Defeated MPs will get up to $15,000 from Canadian taxpayers to aid their transition into the workforce, among other benefits.

The 48 MPs who were defeated in the October 21 federal election will be getting $15,000 in allowances to pay for a career transition program or other career-related expenses like tuition for further education and office supplies.

Defeated MPs are also entitled to four return trip flights anywhere in Canada for job interviews or other career-related reasons.

This compensation is significantly more generous than what ordinary Canadians receive when they are fired.

The compensation is even more generous for MPs who chose not to seek another term.

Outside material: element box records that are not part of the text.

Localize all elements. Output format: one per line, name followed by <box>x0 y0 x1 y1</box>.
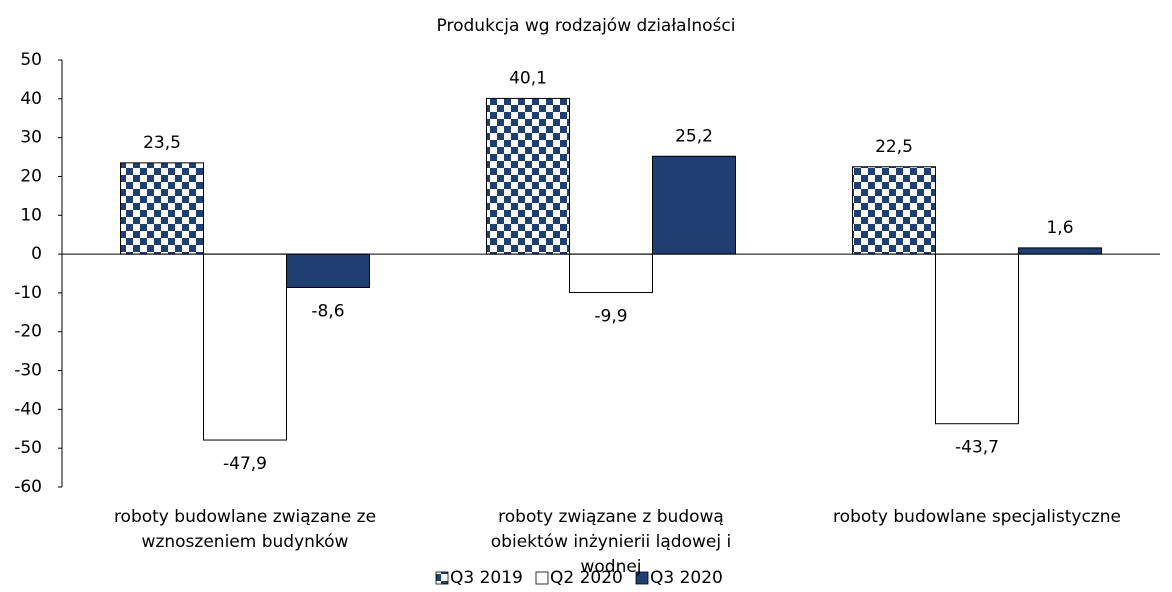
bar <box>203 253 287 441</box>
bar <box>486 97 570 255</box>
x-tick-label: roboty budowlane związane ze wznoszeniem… <box>113 507 377 552</box>
bar <box>1018 247 1102 255</box>
y-tick-label: 10 <box>20 205 42 225</box>
y-tick-label: -10 <box>14 283 42 303</box>
y-tick-label: 50 <box>20 50 42 70</box>
data-label: 40,1 <box>509 68 547 88</box>
data-label: -43,7 <box>955 438 999 458</box>
data-label: 23,5 <box>143 133 181 153</box>
y-tick-label: 0 <box>31 244 42 264</box>
legend-label: Q3 2019 <box>450 568 523 588</box>
chart-title: Produkcja wg rodzajów działalności <box>437 16 736 36</box>
x-tick-label: roboty budowlane specjalistyczne <box>833 507 1121 527</box>
y-tick-label: -30 <box>14 361 42 381</box>
data-label: -9,9 <box>594 307 627 327</box>
data-label: 22,5 <box>875 137 913 157</box>
legend-swatch <box>535 571 549 585</box>
bar <box>852 166 936 255</box>
data-label: 25,2 <box>675 126 713 146</box>
legend-swatch <box>635 571 649 585</box>
x-tick-label: roboty związane z budową obiektów inżyni… <box>490 507 732 577</box>
data-label: -47,9 <box>223 454 267 474</box>
bar <box>935 253 1019 425</box>
legend-label: Q3 2020 <box>650 568 723 588</box>
legend-swatch <box>435 571 449 585</box>
bar <box>652 155 736 255</box>
bar <box>569 253 653 294</box>
bar <box>286 253 370 288</box>
y-tick-label: -40 <box>14 399 42 419</box>
bar <box>120 162 204 255</box>
data-label: 1,6 <box>1046 218 1073 238</box>
y-tick-label: -50 <box>14 438 42 458</box>
y-tick-label: -20 <box>14 322 42 342</box>
y-tick-label: 40 <box>20 89 42 109</box>
data-label: -8,6 <box>311 301 344 321</box>
y-tick-label: 20 <box>20 166 42 186</box>
y-tick-label: -60 <box>14 477 42 497</box>
legend-label: Q2 2020 <box>550 568 623 588</box>
y-tick-label: 30 <box>20 128 42 148</box>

MPs who decided not to run again received severance pay from the taxpayer amounting to around $1,619,000, or an average of $89,944 per MP.

Furthermore, the 18 MPs who had not served a minimum six years, which is required to get a pension, will instead receive half their annual salary as severance.

In 2018, MPs earned an annual salary of $153,900, and cabinet ministers earned $264,400.

They will also get their sizeable pension contributions back with interest.

For context, the severance pay required by law in Ontario for someone in that pay-grade who worked for four years would be entitled to less than $14,000.

MPs who have served the required six years in the House will be able to receive one of the most generous pensions in Canada once they turn 65.

The contribution rate of MPs in 2019 at the maximum contribution stood at 20.64%, meanwhile ordinary public sector employees received only 8.68%.

Combined with near-annual pay raises, being an MP is a highly lucrative profession, regardless if they got re-elected in October.